At 18 years of age, I produced my first limited edition lithograph and began marketing myself and my art work. With a desire to share my good fortune, I earned enough money to move to Puerto Rico and do service work for two years. Upon returning home, I immediately began doing commercial sculpture and commissioned painting. It was not long after returning home that I also found the woman I wanted to marry, Aimee Bolyard. Less than two years after our wedding, we had our first child; it was at this time that I became serious about finding a way to make a career out of my artistic abilities in order to be able to support my young family. I began receiving further training from prominent and successful artists when, at the age of 24, I acquired a job as a metal chaser and point up artist at a fine art bronze foundry outside of Salt Lake City. Soon, feeling confident in my abilities as a sculptor, I began a new portfolio of all bronze work and within a short time I was receiving honors at local shows and art events. I have since continued on to sculpt for a memorial company that creates bronze sculpture to memorialize a person’s life through sculpture and I continue creating pieces to enhance my portfolio and enrich the lives of my customers.

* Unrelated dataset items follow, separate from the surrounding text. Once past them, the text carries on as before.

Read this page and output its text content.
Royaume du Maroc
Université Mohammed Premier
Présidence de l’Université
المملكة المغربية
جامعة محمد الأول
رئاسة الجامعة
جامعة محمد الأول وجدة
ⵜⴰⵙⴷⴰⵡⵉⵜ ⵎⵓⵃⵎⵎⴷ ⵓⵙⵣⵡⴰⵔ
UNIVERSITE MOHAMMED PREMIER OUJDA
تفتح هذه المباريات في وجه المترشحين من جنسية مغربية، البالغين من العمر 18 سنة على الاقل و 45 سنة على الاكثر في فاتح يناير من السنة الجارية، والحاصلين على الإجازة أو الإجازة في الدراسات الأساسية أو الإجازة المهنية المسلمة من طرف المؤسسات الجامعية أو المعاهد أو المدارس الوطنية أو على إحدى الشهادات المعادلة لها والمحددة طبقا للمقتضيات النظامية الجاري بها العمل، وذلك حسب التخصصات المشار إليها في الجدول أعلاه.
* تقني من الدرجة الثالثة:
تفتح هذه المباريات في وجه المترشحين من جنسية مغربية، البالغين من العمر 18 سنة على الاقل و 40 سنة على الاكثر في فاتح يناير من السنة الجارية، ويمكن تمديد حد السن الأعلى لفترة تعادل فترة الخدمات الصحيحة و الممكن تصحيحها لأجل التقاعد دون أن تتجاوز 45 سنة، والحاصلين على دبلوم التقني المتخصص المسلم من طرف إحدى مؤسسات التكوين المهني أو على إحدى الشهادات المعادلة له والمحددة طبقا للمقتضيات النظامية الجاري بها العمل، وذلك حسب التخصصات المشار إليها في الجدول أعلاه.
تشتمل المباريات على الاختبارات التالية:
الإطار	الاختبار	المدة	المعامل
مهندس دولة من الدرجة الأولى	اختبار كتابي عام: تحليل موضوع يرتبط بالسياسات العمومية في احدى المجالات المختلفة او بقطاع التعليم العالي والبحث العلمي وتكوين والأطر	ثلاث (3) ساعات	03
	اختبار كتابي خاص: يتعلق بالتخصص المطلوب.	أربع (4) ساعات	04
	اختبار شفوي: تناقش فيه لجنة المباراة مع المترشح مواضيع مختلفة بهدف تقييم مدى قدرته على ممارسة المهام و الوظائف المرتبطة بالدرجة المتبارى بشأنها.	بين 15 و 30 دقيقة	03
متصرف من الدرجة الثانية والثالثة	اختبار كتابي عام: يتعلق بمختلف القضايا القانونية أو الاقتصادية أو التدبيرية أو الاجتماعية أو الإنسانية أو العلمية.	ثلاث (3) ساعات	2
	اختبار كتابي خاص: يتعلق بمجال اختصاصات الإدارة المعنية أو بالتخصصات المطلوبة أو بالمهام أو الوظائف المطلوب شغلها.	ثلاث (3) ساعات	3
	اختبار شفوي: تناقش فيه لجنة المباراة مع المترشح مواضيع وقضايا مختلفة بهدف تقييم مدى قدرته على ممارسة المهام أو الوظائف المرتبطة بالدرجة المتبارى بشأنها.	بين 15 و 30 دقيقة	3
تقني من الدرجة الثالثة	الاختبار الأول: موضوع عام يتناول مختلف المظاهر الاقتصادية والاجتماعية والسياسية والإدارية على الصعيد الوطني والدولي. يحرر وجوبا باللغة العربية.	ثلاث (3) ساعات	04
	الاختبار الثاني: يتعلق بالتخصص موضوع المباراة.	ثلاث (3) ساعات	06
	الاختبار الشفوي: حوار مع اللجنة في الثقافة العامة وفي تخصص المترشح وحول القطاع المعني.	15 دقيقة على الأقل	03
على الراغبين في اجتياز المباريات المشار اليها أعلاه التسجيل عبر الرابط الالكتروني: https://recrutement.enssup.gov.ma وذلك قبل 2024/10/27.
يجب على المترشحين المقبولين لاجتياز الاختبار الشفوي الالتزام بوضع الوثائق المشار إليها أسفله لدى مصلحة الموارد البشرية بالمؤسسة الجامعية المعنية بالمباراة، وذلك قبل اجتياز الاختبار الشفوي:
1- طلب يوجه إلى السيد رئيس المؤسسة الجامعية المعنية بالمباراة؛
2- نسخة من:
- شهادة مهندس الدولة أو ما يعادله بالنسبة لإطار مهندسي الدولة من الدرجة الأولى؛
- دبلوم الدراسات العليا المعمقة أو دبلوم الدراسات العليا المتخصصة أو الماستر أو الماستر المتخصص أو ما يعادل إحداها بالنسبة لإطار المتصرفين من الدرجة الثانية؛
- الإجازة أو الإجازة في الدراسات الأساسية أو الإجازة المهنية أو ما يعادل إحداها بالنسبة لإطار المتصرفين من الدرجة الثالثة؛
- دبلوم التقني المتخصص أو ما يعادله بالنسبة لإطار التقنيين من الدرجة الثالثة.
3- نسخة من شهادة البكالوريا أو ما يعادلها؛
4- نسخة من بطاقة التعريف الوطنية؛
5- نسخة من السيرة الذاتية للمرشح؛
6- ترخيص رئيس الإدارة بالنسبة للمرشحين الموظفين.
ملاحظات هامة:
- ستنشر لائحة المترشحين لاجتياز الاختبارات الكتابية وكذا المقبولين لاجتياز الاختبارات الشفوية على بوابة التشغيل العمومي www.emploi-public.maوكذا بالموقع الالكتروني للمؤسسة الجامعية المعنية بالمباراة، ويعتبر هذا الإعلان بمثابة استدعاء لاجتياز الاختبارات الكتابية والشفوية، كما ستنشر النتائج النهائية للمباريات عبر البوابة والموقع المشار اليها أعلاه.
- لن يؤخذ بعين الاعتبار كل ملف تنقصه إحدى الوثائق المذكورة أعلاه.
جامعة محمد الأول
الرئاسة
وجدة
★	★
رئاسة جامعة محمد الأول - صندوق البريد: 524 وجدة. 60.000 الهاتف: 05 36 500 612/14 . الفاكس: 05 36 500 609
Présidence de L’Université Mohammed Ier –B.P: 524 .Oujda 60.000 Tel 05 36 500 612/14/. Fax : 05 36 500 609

My first commissioned bronze came with being chosen to recreate the trophy used to honor recipients of the C.A.M.I.E. (Character And Morality In Entertainment) Movie Award. Some examples of C.A.M.I.E. recipients include: the producers of the television series “Seventh Heaven,” Disney Productions, actress Ann Hathaway, and the producers of the movie Radio. My most recent private commission was a four and a half foot grizzly bear, The Ambassador. This piece was inspired by the movie bear “Bart the Bear”. I have also created an eleven foot sculpture of two eagles soaring around one another entitled “Freedom to Soar”, for the city of Irving, TX.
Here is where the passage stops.